Question

Solve for w.
(w+5)² =2w² +3w+37

Answer 1

w = 3; w = 4

Explanation:

We can start by expanding the equation on the left hand side:

`(w+5)^2=2w^2+3w+37\\(w+5)(w+5)=2w^2+3w+37\\w^2+5w+5w+25=2w^2+3w+37\\w^2+10w+25=2w^2+3w+37`

We can first simplify the equation subtracting all the terms on the right hand side and having the equation equal 0:

`w^2+10w+25=2w^2+3w+37\\(w^2-2w^2)+(10w-3w)+(25-37)=0\\-w^2+7w-12=0`

Now, we have one equation in standard form (ax^2 + bx + c = 0).

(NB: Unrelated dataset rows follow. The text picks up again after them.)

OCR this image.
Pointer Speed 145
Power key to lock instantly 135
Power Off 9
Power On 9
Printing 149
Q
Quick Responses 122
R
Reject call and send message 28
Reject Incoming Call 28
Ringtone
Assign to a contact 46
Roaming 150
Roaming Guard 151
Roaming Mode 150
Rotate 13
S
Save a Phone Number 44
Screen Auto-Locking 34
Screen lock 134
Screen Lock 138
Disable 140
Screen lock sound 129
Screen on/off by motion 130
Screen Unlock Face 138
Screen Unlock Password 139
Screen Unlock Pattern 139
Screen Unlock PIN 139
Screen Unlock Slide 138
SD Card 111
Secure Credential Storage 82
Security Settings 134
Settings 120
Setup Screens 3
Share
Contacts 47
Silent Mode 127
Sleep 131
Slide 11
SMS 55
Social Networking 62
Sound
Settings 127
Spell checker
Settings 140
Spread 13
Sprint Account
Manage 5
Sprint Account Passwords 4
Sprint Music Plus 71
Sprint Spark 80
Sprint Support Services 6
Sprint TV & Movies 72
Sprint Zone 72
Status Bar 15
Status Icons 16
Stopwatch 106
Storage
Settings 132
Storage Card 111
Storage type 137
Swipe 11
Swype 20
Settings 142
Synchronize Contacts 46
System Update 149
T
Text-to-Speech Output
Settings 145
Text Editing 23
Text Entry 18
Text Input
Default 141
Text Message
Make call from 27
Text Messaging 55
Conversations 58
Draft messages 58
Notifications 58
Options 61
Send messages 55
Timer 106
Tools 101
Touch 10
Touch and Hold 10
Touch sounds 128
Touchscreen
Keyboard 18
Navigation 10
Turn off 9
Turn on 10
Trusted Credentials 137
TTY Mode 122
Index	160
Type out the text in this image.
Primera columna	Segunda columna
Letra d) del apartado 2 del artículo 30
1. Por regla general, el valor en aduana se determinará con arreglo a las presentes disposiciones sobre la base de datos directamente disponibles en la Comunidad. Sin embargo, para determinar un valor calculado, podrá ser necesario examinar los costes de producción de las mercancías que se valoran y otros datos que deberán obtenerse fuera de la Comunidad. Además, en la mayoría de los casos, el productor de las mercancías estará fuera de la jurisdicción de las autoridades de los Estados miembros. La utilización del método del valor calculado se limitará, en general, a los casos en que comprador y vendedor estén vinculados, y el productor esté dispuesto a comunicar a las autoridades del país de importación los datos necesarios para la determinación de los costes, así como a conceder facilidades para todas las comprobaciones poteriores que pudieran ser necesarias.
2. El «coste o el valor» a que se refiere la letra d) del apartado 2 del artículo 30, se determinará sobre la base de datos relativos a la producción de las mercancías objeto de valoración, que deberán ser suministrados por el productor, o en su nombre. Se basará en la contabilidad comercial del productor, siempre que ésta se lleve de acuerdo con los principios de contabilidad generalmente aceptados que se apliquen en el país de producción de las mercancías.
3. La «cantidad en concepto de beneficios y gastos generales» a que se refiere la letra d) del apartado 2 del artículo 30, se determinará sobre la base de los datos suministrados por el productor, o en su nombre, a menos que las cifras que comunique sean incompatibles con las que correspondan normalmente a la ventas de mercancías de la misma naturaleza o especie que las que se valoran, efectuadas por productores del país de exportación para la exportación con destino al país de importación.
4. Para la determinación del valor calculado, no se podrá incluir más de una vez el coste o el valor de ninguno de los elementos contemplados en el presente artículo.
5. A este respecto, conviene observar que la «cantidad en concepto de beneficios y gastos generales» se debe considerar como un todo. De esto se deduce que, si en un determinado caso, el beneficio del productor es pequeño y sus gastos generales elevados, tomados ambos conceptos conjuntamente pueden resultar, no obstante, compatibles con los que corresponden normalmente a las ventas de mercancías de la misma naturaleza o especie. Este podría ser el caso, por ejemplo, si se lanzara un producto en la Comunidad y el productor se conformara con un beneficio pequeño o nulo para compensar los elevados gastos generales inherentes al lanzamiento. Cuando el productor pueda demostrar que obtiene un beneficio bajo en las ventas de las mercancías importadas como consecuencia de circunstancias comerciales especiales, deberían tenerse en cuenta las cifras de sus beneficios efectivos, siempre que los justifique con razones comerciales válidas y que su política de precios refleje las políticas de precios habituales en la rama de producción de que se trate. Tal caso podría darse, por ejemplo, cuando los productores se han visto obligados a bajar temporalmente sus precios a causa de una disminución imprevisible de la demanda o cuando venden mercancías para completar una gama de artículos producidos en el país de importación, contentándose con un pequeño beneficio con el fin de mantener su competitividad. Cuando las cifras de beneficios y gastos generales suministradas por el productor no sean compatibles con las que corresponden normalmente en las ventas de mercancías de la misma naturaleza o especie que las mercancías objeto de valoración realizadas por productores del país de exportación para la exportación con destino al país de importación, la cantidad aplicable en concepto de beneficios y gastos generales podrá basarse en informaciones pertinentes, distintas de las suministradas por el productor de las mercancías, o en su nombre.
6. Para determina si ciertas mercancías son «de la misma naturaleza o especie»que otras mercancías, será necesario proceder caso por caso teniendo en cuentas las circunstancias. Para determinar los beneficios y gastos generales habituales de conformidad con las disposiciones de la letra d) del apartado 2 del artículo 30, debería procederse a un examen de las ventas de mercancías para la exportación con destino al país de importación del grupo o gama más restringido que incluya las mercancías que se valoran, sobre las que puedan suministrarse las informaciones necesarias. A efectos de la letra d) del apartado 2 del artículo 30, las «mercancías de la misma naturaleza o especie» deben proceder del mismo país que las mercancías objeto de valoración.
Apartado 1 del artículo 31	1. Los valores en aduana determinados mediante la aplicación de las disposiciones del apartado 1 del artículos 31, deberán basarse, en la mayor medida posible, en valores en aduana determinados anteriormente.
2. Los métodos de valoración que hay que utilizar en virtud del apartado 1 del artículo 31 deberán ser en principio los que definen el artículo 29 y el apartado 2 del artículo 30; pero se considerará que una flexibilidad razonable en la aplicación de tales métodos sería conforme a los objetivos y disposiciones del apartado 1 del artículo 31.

We can solve this equation using the quadratic equation which is

`x = (-b+√(b^2-4ac) )/(2a) \\\\x=(-b-√(b^2-4ac) )/(2a)`

Since -1 is our a value, 7 is our b, and -12 is c, we simply plug in our values and solve for x:

First x:

`x=(-7+√(7^2-4(-1)(-12)) )/(2(-1))\\ \\x=(-7+√(1) )/(-2)\\ \\x=(-7+1)/(-2)\\ \\x=(-6)/(-2)\\ \\x=3`

Second x:

`x=(-7-√(7^2-4(-1)(-12)) )/(2(-1))\\ \\x=(-7-√(1) )/(-2)\\ \\x=(-7-1)/(-2)\\ \\x=(-8)/(-2)\\ \\x=4`

Finally, we must check for extraneous solutions, which (if present) will make the equations not true. We simply plug in 3 for w and 4 for w to check for such solutions:

Checking 3:

`(3+5)^2=2(3)^2+3(3)+37\\8^2=2(9)+9+37\\64=18+9+37\\64=64`

Checking 4:

`(4+5)^2=2(4)^2+3(4)+37\\9^2=2(16)+12+37\\81=32+12+37\\81=81`

Since the equations are true for both 3 and 4, both values work for w.